Outline-Guided Object Inpainting with Diffusion Models

Markus Pobitzer,Filip Janicki,Mattia Rigotti,Cristiano Malossi
2024-02-26
Abstract:Instance segmentation datasets play a crucial role in training accurate and robust computer vision models. However, obtaining accurate mask annotations to produce high-quality segmentation datasets is a costly and labor-intensive process. In this work, we show how this issue can be mitigated by starting with small annotated instance segmentation datasets and augmenting them to effectively obtain a sizeable annotated dataset. We achieve that by creating variations of the available annotated object instances in a way that preserves the provided mask annotations, thereby resulting in new image-mask pairs to be added to the set of annotated images. Specifically, we generate new images using a diffusion-based inpainting model to fill out the masked area with a desired object class by guiding the diffusion through the object outline. We show that the object outline provides a simple, but also reliable and convenient training-free guidance signal for the underlying inpainting model that is often sufficient to fill out the mask with an object of the correct class without further text guidance and preserve the correspondence between generated images and the mask annotations with high precision. Our experimental results reveal that our method successfully generates realistic variations of object instances, preserving their shape characteristics while introducing diversity within the augmented area. We also show that the proposed method can naturally be combined with text guidance and other image augmentation techniques.
Computer Science
What problem does this paper attempt to address?

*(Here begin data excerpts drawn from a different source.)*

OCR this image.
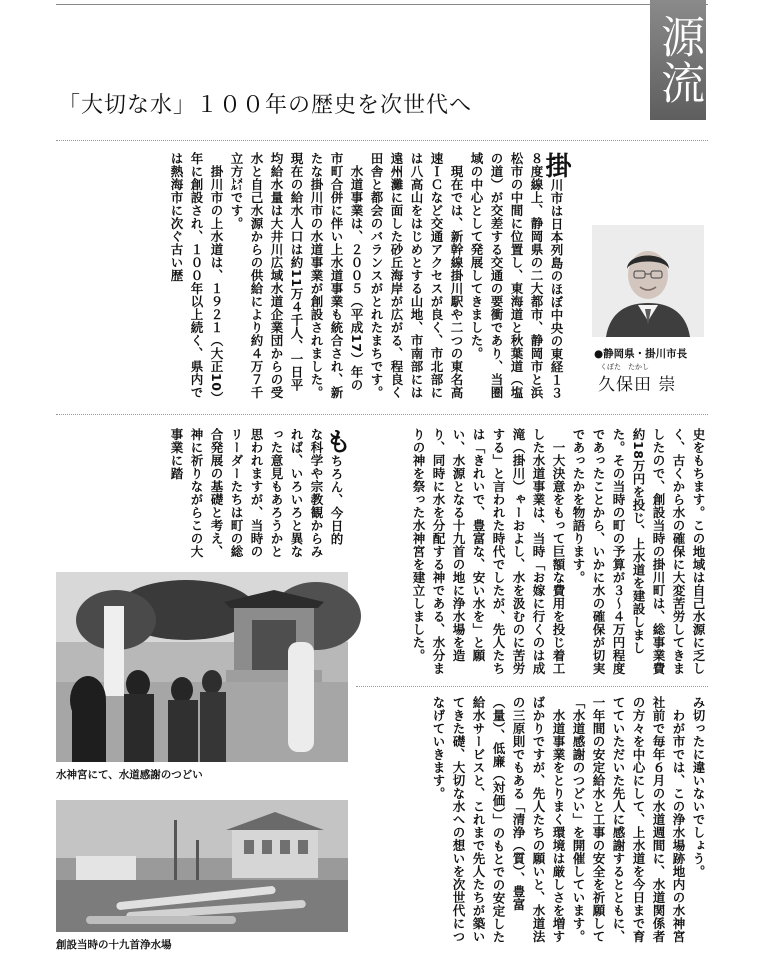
源流
「大切な水」１００年の歴史を次世代へ

掛川市は日本列島のほぼ中央の東経１３８度線上、静岡県の二大都市、静岡市と浜松市の中間に位置し、東海道と秋葉道（塩の道）が交差する交通の要衝であり、当圏域の中心として発展してきました。

　現在では、新幹線掛川駅や二つの東名高速ＩＣなど交通アクセスが良く、市北部には八高山をはじめとする山地、市南部には遠州灘に面した砂丘海岸が広がる、程良く田舎と都会のバランスがとれたまちです。

　水道事業は、２００５（平成17）年の市町合併に伴い上水道事業も統合され、新たな掛川市の水道事業が創設されました。現在の給水人口は約11万４千人、一日平均給水量は大井川広域水道企業団からの受水と自己水源からの供給により約４万７千立方㍍です。

　掛川市の上水道は、１９２１（大正10）年に創設され、１００年以上続く、県内では熱海市に次ぐ古い歴

●静岡県・掛川市長
くぼた　たかし
久保田 崇

史をもちます。この地域は自己水源に乏しく、古くから水の確保に大変苦労してきましたので、創設当時の掛川町は、総事業費約18万円を投じ、上水道を建設しました。その当時の町の予算が３～４万円程度であったことから、いかに水の確保が切実であったかを物語ります。

　一大決意をもって巨額な費用を投じ着工した水道事業は、当時「お嫁に行くのは成滝（掛川）ゃーおよし、水を汲むのに苦労する」と言われた時代でしたが、先人たちは「きれいで、豊富な、安い水を」と願い、水源となる十九首の地に浄水場を造り、同時に水を分配する神である、水分まりの神を祭った水神宮を建立しました。

もちろん、今日的な科学や宗教観からみれば、いろいろと異なった意見もあろうかと思われますが、当時のリーダーたちは町の総合発展の基礎と考え、神に祈りながらこの大事業に踏

み切ったに違いないでしょう。

　わが市では、この浄水場跡地内の水神宮社前で毎年６月の水道週間に、水道関係者の方々を中心にして、上水道を今日まで育てていただいた先人に感謝するとともに、一年間の安定給水と工事の安全を祈願して「水道感謝のつどい」を開催しています。

　水道事業をとりまく環境は厳しさを増すばかりですが、先人たちの願いと、水道法の三原則でもある「清浄（質）、豊富（量）、低廉（対価）」のもとでの安定した給水サービスと、これまで先人たちが築いてきた礎、大切な水への想いを次世代につなげていきます。

水神宮にて、水道感謝のつどい
創設当時の十九首浄水場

The problem that this paper attempts to solve is: how to enhance the existing instance segmentation datasets by generating new images using Diffusion Models, so as to reduce the annotation cost and workload. Specifically, the author proposes an image inpainting method based on the diffusion model. The model fills the occluded areas guided by the object contours, thereby generating new images and corresponding mask annotation pairs. These newly generated data can be used to expand the training dataset. This method can not only maintain the consistency between the generated image and the original mask annotation, but also effectively generate the correct object category without introducing additional text guidance, while retaining the shape features of the object and increasing the diversity of the dataset. The main contributions of the paper include: 1. Proposing a method of using the diffusion model to create synthetic object variants, which can closely follow the contours of the original object while retaining the original object mask. 2. Demonstrating the effectiveness of the object contour as a simple, indirect but robust guiding mechanism for the latent diffusion inpainting model. 3. Demonstrating the adaptability of this guiding mechanism under various image operations, such as scaling, flipping and color change, and showing its application in data augmentation. Through this method, researchers can significantly increase the size of the instance segmentation dataset while maintaining high quality, which is helpful for training more accurate and robust computer vision models.